OPINION – BC’s Social Workers Want Paradigm Shift in Long-Term Care

Vancouver – BC’s social work association supports the call for the immediate creation of a multi-stakeholder task force to spearhead a paradigm shift in long-term care that focuses on facilitating quality of life and addresses long standing structural issues.

“Social workers across BC welcome Dr. Penny MacCourt’s recommendations and support the work of the Action to Reform Residential Care in BC” said Michael Crawford, President of the BC Association of Social Workers. “We join with other healthcare professionals, seniors’ organizations, schools of social work, and others calling for improved quality of life for people living in long-term care.”

The report, “Improving Quality of Life in Long Term Care- A Way Forward”, makes 35 recommendations about the need for more person-centred care and focus on quality of life in a more home-like environment through new licensing standards, increased staffing levels and training, higher wages and benefits, and development of regional support for family councils.

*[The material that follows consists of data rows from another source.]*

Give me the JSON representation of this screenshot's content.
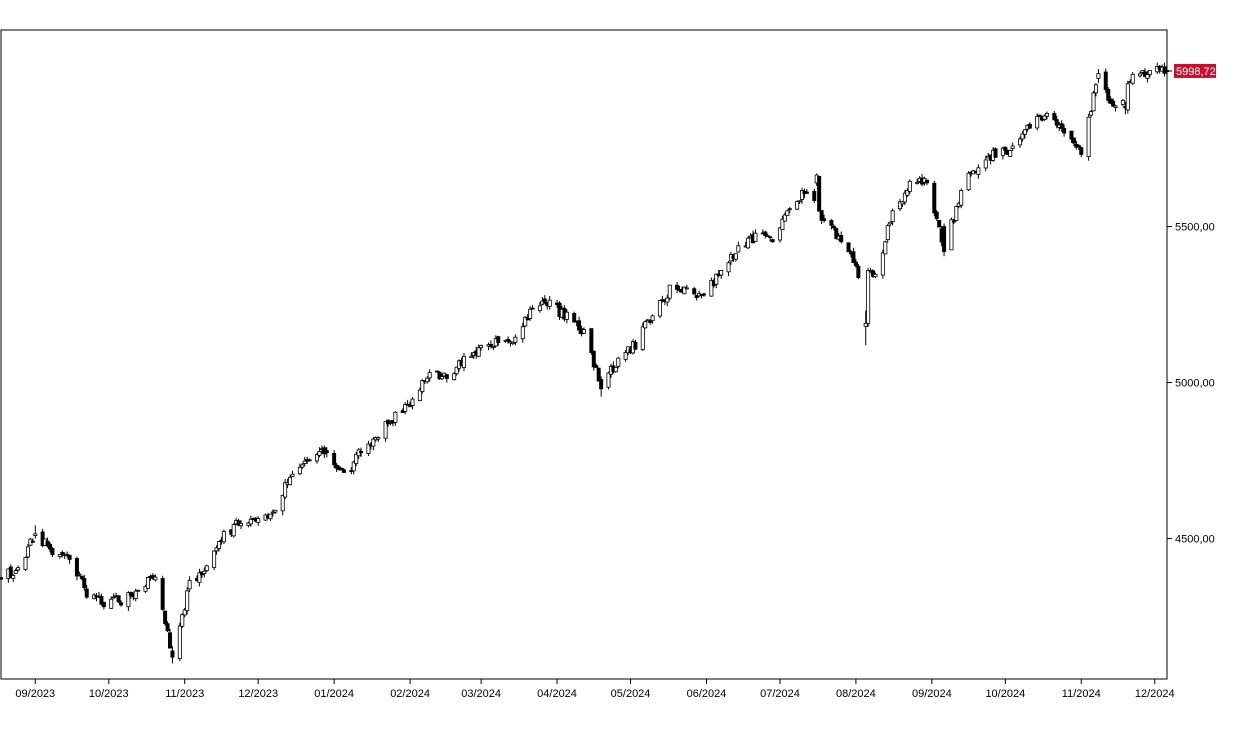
{
  "chart_data": {
    "type": "candlestick",
    "title": "",
    "xlabel": "",
    "ylabel": "",
    "x_range": [
      "2023-08-18",
      "2024-12-06"
    ],
    "ylim": [
      4050,
      6130
    ],
    "grid": false,
    "legend": "none",
    "y_ticks": [
      {
        "value": 4500,
        "label": "4500,00"
      },
      {
        "value": 5000,
        "label": "5000,00"
      },
      {
        "value": 5500,
        "label": "5500,00"
      }
    ],
    "x_ticks": [
      {
        "date": "2023-09-01",
        "label": "09/2023"
      },
      {
        "date": "2023-10-01",
        "label": "10/2023"
      },
      {
        "date": "2023-11-01",
        "label": "11/2023"
      },
      {
        "date": "2023-12-01",
        "label": "12/2023"
      },
      {
        "date": "2024-01-01",
        "label": "01/2024"
      },
      {
        "date": "2024-02-01",
        "label": "02/2024"
      },
      {
        "date": "2024-03-01",
        "label": "03/2024"
      },
      {
        "date": "2024-04-01",
        "label": "04/2024"
      },
      {
        "date": "2024-05-01",
        "label": "05/2024"
      },
      {
        "date": "2024-06-01",
        "label": "06/2024"
      },
      {
        "date": "2024-07-01",
        "label": "07/2024"
      },
      {
        "date": "2024-08-01",
        "label": "08/2024"
      },
      {
        "date": "2024-09-01",
        "label": "09/2024"
      },
      {
        "date": "2024-10-01",
        "label": "10/2024"
      },
      {
        "date": "2024-11-01",
        "label": "11/2024"
      },
      {
        "date": "2024-12-01",
        "label": "12/2024"
      }
    ],
    "last_value": {
      "value": 5998.72,
      "label": "5998,72",
      "color": "#c8102e"
    },
    "close_path": [
      [
        "2023-08-18",
        4370
      ],
      [
        "2023-08-25",
        4405
      ],
      [
        "2023-09-01",
        4515
      ],
      [
        "2023-09-08",
        4455
      ],
      [
        "2023-09-15",
        4450
      ],
      [
        "2023-09-22",
        4320
      ],
      [
        "2023-09-29",
        4290
      ],
      [
        "2023-10-06",
        4305
      ],
      [
        "2023-10-13",
        4330
      ],
      [
        "2023-10-20",
        4380
      ],
      [
        "2023-10-27",
        4120
      ],
      [
        "2023-11-03",
        4355
      ],
      [
        "2023-11-10",
        4410
      ],
      [
        "2023-11-17",
        4510
      ],
      [
        "2023-11-24",
        4555
      ],
      [
        "2023-12-01",
        4575
      ],
      [
        "2023-12-08",
        4590
      ],
      [
        "2023-12-15",
        4720
      ],
      [
        "2023-12-22",
        4760
      ],
      [
        "2023-12-29",
        4775
      ],
      [
        "2024-01-05",
        4700
      ],
      [
        "2024-01-12",
        4780
      ],
      [
        "2024-01-19",
        4840
      ],
      [
        "2024-01-26",
        4890
      ],
      [
        "2024-02-02",
        4950
      ],
      [
        "2024-02-09",
        5030
      ],
      [
        "2024-02-16",
        5020
      ],
      [
        "2024-02-23",
        5070
      ],
      [
        "2024-03-01",
        5110
      ],
      [
        "2024-03-08",
        5130
      ],
      [
        "2024-03-15",
        5140
      ],
      [
        "2024-03-22",
        5240
      ],
      [
        "2024-03-29",
        5250
      ],
      [
        "2024-04-05",
        5210
      ],
      [
        "2024-04-12",
        5160
      ],
      [
        "2024-04-19",
        4980
      ],
      [
        "2024-04-26",
        5080
      ],
      [
        "2024-05-03",
        5120
      ],
      [
        "2024-05-10",
        5220
      ],
      [
        "2024-05-17",
        5300
      ],
      [
        "2024-05-24",
        5300
      ],
      [
        "2024-05-31",
        5280
      ],
      [
        "2024-06-07",
        5350
      ],
      [
        "2024-06-14",
        5430
      ],
      [
        "2024-06-21",
        5470
      ],
      [
        "2024-06-28",
        5460
      ],
      [
        "2024-07-05",
        5560
      ],
      [
        "2024-07-12",
        5620
      ],
      [
        "2024-07-19",
        5510
      ],
      [
        "2024-07-26",
        5460
      ],
      [
        "2024-08-02",
        5350
      ],
      [
        "2024-08-09",
        5340
      ],
      [
        "2024-08-16",
        5550
      ],
      [
        "2024-08-23",
        5630
      ],
      [
        "2024-08-30",
        5650
      ],
      [
        "2024-09-06",
        5420
      ],
      [
        "2024-09-13",
        5620
      ],
      [
        "2024-09-20",
        5700
      ],
      [
        "2024-09-27",
        5740
      ],
      [
        "2024-10-04",
        5750
      ],
      [
        "2024-10-11",
        5820
      ],
      [
        "2024-10-18",
        5860
      ],
      [
        "2024-10-25",
        5800
      ],
      [
        "2024-11-01",
        5730
      ],
      [
        "2024-11-08",
        5990
      ],
      [
        "2024-11-15",
        5870
      ],
      [
        "2024-11-22",
        5970
      ],
      [
        "2024-11-29",
        6000
      ],
      [
        "2024-12-06",
        5998.72
      ]
    ],
    "series": [
      {
        "date": "2023-08-18",
        "open": 4375,
        "high": 4392,
        "low": 4355,
        "close": 4370
      },
      {
        "date": "2023-09-01",
        "open": 4510,
        "high": 4542,
        "low": 4500,
        "close": 4515
      },
      {
        "date": "2023-10-27",
        "open": 4140,
        "high": 4155,
        "low": 4100,
        "close": 4120
      },
      {
        "date": "2023-12-29",
        "open": 4782,
        "high": 4793,
        "low": 4760,
        "close": 4775
      },
      {
        "date": "2024-04-01",
        "open": 5255,
        "high": 5265,
        "low": 5240,
        "close": 5250
      },
      {
        "date": "2024-04-19",
        "open": 5010,
        "high": 5020,
        "low": 4955,
        "close": 4980
      },
      {
        "date": "2024-07-16",
        "open": 5640,
        "high": 5670,
        "low": 5630,
        "close": 5665
      },
      {
        "date": "2024-08-05",
        "open": 5180,
        "high": 5230,
        "low": 5120,
        "close": 5190
      },
      {
        "date": "2024-09-06",
        "open": 5500,
        "high": 5510,
        "low": 5405,
        "close": 5420
      },
      {
        "date": "2024-11-08",
        "open": 5975,
        "high": 6005,
        "low": 5960,
        "close": 5990
      },
      {
        "date": "2024-11-19",
        "open": 5885,
        "high": 5900,
        "low": 5860,
        "close": 5880
      },
      {
        "date": "2024-12-06",
        "open": 6000,
        "high": 6025,
        "low": 5990,
        "close": 5998.72
      }
    ]
  }
}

“Our members work on interdisciplinary teams, and social workers are essential in helping to meet the needs of residents and their families in long-term care” said Crawford. “Social workers bring a unique perspective and skill set, including advocacy and system navigation, as well as emotional and mental health support to residents and their families.”

The report includes an addendum written by the Seniors Community of Practice, a working group within the BC Association of Social Workers, calling for increased staffing levels including professional social workers in long-term care. Social workers have expertise in working with families and advocating for vulnerable seniors.

“Unfortunately, social work is not a mandated service in long-term care and many care homes do not have social workers on staff” said Crawford. “Social work support in assisted living is even more limited where recent changes in legislation means individuals who need an increased level of services now qualify for assisted living settings.”

The BC Association of Social Workers supports the call for older adults to have a range of high-quality options whether they choose to live at home, in an assisted living site or in a long-term care setting. The association calls for investments in seniors’ care with quality of life at the forefront.